Outros estudos mais recentes confirmaram a autenticidade dos Evangelhos, especialmente com as descobertas dos manuscritos de Qumran, na Palestina, próximo do Mar Morto, no ano 1949. Aí foram encontrados cópias da Bíblia, do século primeiro, inclusive pequenos fragmentos dos Evangelhos. Não há mais o que discutir!

Os Movimentos pela pobreza na Idade Média

Nos séculos XII e XIII houve um grande crescimento do poder temporal da Igreja. O prestígio do papa era imenso no campo político e havia riqueza e luxo espalhados na Europa. E tudo isso invadia os bispados e aos mosteiros. Com a intenção de enfrentar esse problema houve duas correntes opostas, uma que se desviou e se tornou herética, porque se revoltou não só contra o luxo que havia na Igreja, mas contra a própria Igreja. E houve outra corrente, a dos mendicantes; essa era saudável e fiel a Igreja.
alimentos-1O grande erro dessa corrente desviada é que não soube distinguir entre o luxo e o que havia de essencial: a Igreja. Caíram no erro de “jogar fora a água suja da bacia junto com a criança que havia tomado banho”. Nessa corrente fazem parte, entre outros, os cátaros e os valdenses; o que tornou-se um dos motivos para a Inquisição.
Os cátaros ou albigenses ou bugros, como já vimos, eram dualistas, maniqueístas. Admitiam um Princípio mau, criador da matéria, que se manifestou no Antigo Testamento; e um Princípio bom, que criou os espíritos e se manifestou no Novo Testamento. Afirmavam que o Princípio mau conseguiu seduzir parte dos espíritos celestes, que foram encarcerados em corpos humanos e aqui precisariam de Redenção.

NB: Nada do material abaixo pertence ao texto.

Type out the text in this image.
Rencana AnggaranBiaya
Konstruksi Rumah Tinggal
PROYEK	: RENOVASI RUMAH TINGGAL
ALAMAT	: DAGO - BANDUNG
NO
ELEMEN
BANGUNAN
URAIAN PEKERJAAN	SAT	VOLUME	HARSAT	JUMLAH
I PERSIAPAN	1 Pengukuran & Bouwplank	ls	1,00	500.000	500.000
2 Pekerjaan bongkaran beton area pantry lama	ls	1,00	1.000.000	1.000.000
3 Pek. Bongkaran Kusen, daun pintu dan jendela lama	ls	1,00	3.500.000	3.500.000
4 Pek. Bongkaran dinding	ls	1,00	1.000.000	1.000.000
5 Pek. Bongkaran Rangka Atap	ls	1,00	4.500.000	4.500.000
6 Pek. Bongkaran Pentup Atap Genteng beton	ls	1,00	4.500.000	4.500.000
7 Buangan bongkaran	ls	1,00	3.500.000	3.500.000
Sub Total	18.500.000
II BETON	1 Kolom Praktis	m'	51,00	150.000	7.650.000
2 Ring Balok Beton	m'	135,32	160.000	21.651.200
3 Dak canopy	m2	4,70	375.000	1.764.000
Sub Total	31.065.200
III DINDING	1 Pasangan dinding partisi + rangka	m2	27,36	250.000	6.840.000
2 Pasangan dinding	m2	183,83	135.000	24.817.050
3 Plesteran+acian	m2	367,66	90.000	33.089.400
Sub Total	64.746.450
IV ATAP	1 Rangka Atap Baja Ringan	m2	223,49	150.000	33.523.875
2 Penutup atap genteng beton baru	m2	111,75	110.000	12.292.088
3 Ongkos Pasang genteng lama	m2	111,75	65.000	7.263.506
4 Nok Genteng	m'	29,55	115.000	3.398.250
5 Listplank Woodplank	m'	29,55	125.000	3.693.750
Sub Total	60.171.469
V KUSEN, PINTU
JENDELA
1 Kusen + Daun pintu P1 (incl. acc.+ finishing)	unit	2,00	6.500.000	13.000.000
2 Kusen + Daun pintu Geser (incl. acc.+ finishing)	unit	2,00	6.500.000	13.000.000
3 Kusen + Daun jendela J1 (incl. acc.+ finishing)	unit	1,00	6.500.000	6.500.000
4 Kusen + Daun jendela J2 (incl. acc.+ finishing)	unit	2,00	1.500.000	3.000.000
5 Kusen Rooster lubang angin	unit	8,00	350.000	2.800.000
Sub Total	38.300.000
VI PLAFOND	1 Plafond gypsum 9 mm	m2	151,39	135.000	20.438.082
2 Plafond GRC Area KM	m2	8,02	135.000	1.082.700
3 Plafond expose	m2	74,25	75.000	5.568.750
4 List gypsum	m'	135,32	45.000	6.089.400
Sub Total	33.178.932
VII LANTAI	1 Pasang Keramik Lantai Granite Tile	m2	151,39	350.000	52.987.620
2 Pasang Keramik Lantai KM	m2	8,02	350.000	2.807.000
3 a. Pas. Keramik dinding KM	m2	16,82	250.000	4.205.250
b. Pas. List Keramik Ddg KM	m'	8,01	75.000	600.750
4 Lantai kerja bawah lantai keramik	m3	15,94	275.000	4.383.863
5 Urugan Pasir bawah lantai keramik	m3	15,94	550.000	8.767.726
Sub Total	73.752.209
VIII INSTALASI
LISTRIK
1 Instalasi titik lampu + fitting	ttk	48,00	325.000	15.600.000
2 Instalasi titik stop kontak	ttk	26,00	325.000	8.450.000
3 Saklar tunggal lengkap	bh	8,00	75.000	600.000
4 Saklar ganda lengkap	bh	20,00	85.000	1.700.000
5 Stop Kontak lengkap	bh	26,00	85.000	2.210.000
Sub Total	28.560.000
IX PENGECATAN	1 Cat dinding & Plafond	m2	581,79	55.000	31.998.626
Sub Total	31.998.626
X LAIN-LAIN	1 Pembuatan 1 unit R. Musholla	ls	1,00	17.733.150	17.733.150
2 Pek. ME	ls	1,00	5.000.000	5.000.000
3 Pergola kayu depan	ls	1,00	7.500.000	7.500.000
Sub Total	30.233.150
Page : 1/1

O Redentor foi Cristo, Espírito superior aos anjos e subordinado a Deus, que morreu apenas em aparência (docetismo). Por isso, os cátaros rejeitavam tudo o que fosse material: o aparato visível da Igreja, o sacerdócio e a hierarquia, os sacramentos, o casamento, os altares, as imagens, as relíquias. Além disso, o juramento, a guerra e a própria autoridade civil. Alguns praticavam a “endura”, isto é, deixar-se morrer de fome ou fazer-se matar pelos próprios parentes. Assim, eles destruíam não somente a Igreja, o espiritual, mas também a sociedade civil e a autoridade. Isto gerou uma revolta popular contra os hereges, e provocou duzentos anos depois a Inquisição, em 1231.
Os valdenses tiveram sua origem por um grupo de seguidores fundado por um rico comerciante Pedro Valdes ou Valdo, de Lião, França. Lendo a Bíblia, distribuiu o que possuía no ano de 1176 e começou a peregrinar, pregando a penitência. Reuniram-se então, homens e mulheres, que enviados por ele, realizavam pregações. Eram chamados “os Pobres de Lião”. Como realizavam as pregações sem a permissão do bispo de Lião, e, além disso, criticavam o clero, foram proibidos de realizar tais práticas. Recorreram, porém, ao Concílio do Latrão III (1179), que lhes permitiu pregar, mas desde que tivessem mandato episcopal.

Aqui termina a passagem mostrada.